Scientific publishers and some biomedical researchers have been arguing for a couple of years now about the circumstances in which papers should be made available on the Internet. Early last year, the US National Institutes of Health (NIH) introduced a forum called PubMedCentral on which journals can deposit their contents, but few leading journals have chosen to participate.

Now, a group of researchers say they will stop buying, publishing in or reviewing for any journal that refuses to place its research papers in a proposed Public Library of Science (PLS) within six months of their initial publication.

Publishers say that free access could leave journals without enough revenue to support editing or peer review. They have also warned that the proposed PLS might, in effect, bring biomedical publishing under the control of the US government, raising problems about political control and international acceptance.

Science said in an editorial last Friday (23 March) that it will make its content freely available on its website a year after publication, and the Journal of Cell Biology said it would do the same after six months.

Controlling interests: Science's Donald Kennedy warns of a 'tax supported central monopoly'. Credit: SCIENCE

Donald Kennedy, the editor of Science, which is published by the American Association for the Advancement of Science, says of free access: “A lot of people agree that basically this is a good idea. The question is, how can an array of journals do this without exposing themselves to serious economic risk?”

By 27 March, 12,095 scientists had signed an online petition calling for the establishment of the PLS. The signatories, who include many prominent molecular biologists, pledge to begin their boycott in September. Their leaders include Pat Brown, a geneticist at Stanford University, and Harold Varmus, the former director of the NIH, who is president of Memorial Sloan-Kettering Cancer Center in New York.

The initiative's leaders contend that efficient searching is as important as free access, and so the new policies announced by Science and JCB, while welcome, still fall short.

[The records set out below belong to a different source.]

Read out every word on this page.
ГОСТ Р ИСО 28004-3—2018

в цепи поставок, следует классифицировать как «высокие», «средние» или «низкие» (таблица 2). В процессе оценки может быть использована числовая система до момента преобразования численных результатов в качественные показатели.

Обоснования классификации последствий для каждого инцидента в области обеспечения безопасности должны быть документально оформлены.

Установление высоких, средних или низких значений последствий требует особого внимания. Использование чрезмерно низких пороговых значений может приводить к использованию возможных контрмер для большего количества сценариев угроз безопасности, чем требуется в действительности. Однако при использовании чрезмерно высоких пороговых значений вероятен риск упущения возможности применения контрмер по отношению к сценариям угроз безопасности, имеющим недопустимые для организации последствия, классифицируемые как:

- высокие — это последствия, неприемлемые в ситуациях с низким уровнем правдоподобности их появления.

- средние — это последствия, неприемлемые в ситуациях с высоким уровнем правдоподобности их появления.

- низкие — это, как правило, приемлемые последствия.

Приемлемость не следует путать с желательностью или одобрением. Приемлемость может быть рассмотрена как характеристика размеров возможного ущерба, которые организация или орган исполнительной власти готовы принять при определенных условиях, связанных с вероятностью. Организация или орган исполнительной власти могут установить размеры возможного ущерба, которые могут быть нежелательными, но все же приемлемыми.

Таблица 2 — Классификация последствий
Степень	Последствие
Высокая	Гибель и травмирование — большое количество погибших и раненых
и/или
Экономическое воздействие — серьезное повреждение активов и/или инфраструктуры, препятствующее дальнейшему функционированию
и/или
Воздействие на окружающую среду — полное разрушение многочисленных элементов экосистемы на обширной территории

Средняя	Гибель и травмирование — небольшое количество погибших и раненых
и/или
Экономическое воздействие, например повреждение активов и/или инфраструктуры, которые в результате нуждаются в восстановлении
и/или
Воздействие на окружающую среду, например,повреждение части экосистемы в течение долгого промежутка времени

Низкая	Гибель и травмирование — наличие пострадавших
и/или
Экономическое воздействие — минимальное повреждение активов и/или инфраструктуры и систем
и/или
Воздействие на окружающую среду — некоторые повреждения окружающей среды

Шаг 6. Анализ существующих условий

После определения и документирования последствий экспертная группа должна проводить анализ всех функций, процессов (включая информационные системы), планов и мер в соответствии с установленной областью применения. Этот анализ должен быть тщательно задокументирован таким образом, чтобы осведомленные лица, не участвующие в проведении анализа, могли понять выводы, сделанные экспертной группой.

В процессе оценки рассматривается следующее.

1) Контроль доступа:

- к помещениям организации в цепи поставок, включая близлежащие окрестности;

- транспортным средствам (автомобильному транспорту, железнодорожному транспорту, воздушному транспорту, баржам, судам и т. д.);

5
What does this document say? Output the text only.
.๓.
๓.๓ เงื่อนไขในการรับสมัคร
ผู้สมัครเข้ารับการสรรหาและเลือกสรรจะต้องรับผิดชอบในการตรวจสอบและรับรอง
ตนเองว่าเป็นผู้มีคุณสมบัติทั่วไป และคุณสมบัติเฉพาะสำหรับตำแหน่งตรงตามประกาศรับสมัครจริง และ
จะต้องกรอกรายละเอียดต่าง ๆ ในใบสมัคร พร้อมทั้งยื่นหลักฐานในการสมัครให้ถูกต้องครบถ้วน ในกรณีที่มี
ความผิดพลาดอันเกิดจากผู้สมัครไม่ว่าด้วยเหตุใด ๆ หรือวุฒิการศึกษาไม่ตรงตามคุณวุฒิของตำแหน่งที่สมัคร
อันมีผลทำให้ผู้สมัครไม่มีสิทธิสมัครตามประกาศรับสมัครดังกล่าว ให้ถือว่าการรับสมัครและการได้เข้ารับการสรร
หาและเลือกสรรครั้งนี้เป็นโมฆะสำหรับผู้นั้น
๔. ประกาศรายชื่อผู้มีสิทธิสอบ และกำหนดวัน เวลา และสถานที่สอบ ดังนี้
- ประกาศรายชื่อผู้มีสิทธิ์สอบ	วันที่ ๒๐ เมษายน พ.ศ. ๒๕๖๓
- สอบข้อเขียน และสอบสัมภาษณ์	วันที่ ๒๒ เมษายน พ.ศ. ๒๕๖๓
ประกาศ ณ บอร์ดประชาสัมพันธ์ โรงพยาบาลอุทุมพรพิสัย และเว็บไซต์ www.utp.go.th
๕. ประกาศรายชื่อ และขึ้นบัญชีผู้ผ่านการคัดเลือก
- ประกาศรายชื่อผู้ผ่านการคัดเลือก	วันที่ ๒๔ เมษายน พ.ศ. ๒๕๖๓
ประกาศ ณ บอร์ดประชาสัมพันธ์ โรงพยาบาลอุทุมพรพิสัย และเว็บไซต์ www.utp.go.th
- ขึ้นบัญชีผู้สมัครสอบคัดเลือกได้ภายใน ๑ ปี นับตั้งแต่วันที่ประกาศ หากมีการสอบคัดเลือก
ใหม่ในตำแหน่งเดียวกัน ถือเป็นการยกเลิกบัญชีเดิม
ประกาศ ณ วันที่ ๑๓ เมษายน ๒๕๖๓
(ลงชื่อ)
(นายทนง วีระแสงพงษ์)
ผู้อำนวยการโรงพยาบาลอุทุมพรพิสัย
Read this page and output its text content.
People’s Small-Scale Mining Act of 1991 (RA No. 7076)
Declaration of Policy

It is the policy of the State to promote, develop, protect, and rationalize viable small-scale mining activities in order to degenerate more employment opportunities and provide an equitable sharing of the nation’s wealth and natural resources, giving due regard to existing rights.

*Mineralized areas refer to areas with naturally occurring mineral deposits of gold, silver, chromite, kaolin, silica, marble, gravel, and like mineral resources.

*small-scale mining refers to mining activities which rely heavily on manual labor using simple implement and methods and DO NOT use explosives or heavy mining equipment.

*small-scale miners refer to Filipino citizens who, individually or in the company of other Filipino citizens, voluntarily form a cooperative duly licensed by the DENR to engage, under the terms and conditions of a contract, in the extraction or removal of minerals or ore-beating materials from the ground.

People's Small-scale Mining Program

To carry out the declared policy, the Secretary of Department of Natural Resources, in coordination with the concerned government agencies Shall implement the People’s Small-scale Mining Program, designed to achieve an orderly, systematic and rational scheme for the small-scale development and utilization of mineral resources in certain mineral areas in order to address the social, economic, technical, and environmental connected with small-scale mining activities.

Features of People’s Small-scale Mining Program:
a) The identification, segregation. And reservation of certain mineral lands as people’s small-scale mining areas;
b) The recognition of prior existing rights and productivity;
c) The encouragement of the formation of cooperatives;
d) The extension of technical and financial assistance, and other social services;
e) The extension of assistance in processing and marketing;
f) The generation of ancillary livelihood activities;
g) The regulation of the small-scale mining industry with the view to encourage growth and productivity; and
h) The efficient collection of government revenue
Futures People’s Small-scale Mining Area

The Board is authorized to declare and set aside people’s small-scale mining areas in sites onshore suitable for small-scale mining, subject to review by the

They say they want to see a competing set of public and private databases, at any one of which scientists could find most of the literature.

But publishers think that the actual impact of the initiative would be to place the entire biomedical literature in one public database — probably PubMedCentral, which was launched at the NIH under Varmus. “One has to ask oneself whether a private site is going to arise to compete with an already-established, already-populated, fully-tax-supported central monopoly,” says Kennedy. “That doesn't happen very often in the real world.”

Free for all: Harold Varmus believes publishers are holding on to content they should release. Credit: AP

Varmus responds: “Nobody is arguing for a monopoly here. The only monopoly I see is what seems to be an attempt by journals to hold onto content that at a certain point they should let go.”

Some of the loudest complaints about the PLS proposal are coming from scientific societies that rely heavily on journals for income. They say that they will be disproportionately hit by the threatened boycott. “[Commercial scientific publisher] Reed–Elsevier is probably sitting there chortling 'Let the society publishers go out of business',” says Martin Frank, the executive director of the American Physiological Society, which publishes 14 journals. “They've got deep enough pockets to say: 'To hell with this boycott'.”

Annette Thomas, managing director of the Nature Publishing Group, says that the group welcomes discussion of the issue with researchers. “Many complex issues have been raised and we are currently soliciting feedback from scientists, librarians and other interested parties,” she says.

Derk Haank, chief executive officer of Elsevier, says: “We are looking at the issue — but our concern is that there must be an acceptable business model.”

But Bruce Alberts, the president of the US National Academy of Sciences, suggests that journals can post free back-content relatively promptly without undue financial risk. “Six months or a year should be safe for any journal,” he says.